Klinik für Unfallchirurgie, Plastische und Wiederherstellungschirurgie, Universitätsklinikum, Zentrum Chirurgie, Georg-August-Universität, Göttingen.

出版信息

Orthopade. 1996 Sep;25(5):386-93. doi: 10.1007/s001320050039.

Abstract

There are three immediate causes of disturbance in fracture healing. In order of significance, these are: (1) lack of vascularization and concomitant bone necrosis, (2) instability at the wrong moment, and (3) lack of contact amongst fragments.

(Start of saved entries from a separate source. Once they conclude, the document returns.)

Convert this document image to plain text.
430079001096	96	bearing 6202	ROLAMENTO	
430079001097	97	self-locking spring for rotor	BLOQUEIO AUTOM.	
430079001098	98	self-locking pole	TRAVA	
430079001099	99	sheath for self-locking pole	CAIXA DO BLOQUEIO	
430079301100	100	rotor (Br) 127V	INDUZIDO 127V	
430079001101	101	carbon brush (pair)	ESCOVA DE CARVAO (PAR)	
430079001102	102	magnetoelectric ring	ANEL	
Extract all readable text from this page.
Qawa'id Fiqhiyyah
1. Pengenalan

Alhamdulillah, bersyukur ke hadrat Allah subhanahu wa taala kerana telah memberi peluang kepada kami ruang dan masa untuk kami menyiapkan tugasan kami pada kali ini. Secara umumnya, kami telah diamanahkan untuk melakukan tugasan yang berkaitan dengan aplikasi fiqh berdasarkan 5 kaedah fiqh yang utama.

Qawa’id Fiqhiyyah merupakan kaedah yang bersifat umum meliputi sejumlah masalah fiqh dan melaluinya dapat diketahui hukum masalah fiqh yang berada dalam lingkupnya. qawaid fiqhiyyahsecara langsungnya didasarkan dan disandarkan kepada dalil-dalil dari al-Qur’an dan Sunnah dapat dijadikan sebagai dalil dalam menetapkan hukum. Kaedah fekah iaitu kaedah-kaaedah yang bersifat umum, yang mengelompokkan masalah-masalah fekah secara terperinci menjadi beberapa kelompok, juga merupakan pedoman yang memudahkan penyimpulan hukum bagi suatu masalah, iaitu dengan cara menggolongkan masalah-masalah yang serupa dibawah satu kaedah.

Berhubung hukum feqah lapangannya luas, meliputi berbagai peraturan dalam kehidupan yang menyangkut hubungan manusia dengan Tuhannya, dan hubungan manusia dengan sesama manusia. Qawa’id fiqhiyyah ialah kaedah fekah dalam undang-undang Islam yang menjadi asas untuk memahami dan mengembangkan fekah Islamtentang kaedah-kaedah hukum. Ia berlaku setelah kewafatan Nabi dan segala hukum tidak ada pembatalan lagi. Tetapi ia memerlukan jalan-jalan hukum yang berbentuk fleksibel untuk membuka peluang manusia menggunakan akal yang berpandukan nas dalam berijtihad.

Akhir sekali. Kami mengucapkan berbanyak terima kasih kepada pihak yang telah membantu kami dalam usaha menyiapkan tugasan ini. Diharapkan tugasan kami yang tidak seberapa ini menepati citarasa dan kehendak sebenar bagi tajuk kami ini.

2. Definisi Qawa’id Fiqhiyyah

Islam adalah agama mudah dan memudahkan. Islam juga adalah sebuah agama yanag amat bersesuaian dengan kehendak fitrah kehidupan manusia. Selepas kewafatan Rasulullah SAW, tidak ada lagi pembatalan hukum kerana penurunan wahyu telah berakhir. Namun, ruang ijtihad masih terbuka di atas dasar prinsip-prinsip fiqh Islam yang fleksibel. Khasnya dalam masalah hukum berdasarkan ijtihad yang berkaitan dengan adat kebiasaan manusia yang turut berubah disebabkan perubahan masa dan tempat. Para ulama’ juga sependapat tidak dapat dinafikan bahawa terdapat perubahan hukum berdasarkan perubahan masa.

Bone necrosis arises as a result of the actual trauma or through destruction of vessels caused by implantation: the medullary vessels by marrow nailing and the periosteal vessels by plate osteosynthesis applying conventional techniques. Thus, the injury's triggering impulse and interfragmentary movement are unable to reach vital receptors. In the case of spontaneous bone healing, there should be no unpredictable excessive strain on the bone during the vulnerable phase of callus formation; otherwise, callus fracture and pseudarthrosis may occur. A lack of contact amongst fragments, caused by interposition of muscle, blocks the flow of information. Direct fracture healing can also be defined as "necrosis healing" and may be disturbed, to a considerable extent, by bone necrosis, excessive strain preceding actual osseous bridging as well as by bone defects. The alternative - bridge healing - tends to refracture. In spongy bones, a lack of fragment contact leads to healing defects, necessitrating early spongiosa transplantation.

摘要

骨折愈合障碍有三个直接原因。按重要程度依次为:(1)血管化不足及随之而来的骨坏死;(2)在错误时间出现的不稳定;(3)骨折碎片之间缺乏接触。骨坏死是由实际创伤或植入导致的血管破坏引起的:髓内钉会破坏髓腔血管,传统技术的钢板骨固定会破坏骨膜血管。因此,损伤的触发冲动和骨折碎片间的移动无法到达重要感受器。在自发性骨愈合过程中,在骨痂形成的脆弱阶段,骨骼不应受到不可预测的过度应力;否则,可能会发生骨痂骨折和假关节。骨折碎片之间缺乏接触,若由肌肉嵌入引起,会阻碍信息传递。直接骨折愈合也可定义为“坏死愈合”,并且在很大程度上可能会受到骨坏死、实际骨桥接之前的过度应力以及骨缺损的干扰。另一种情况——桥接愈合——则容易再次骨折。在松质骨中,骨折碎片缺乏接触会导致愈合缺陷,需要早期进行松质骨移植。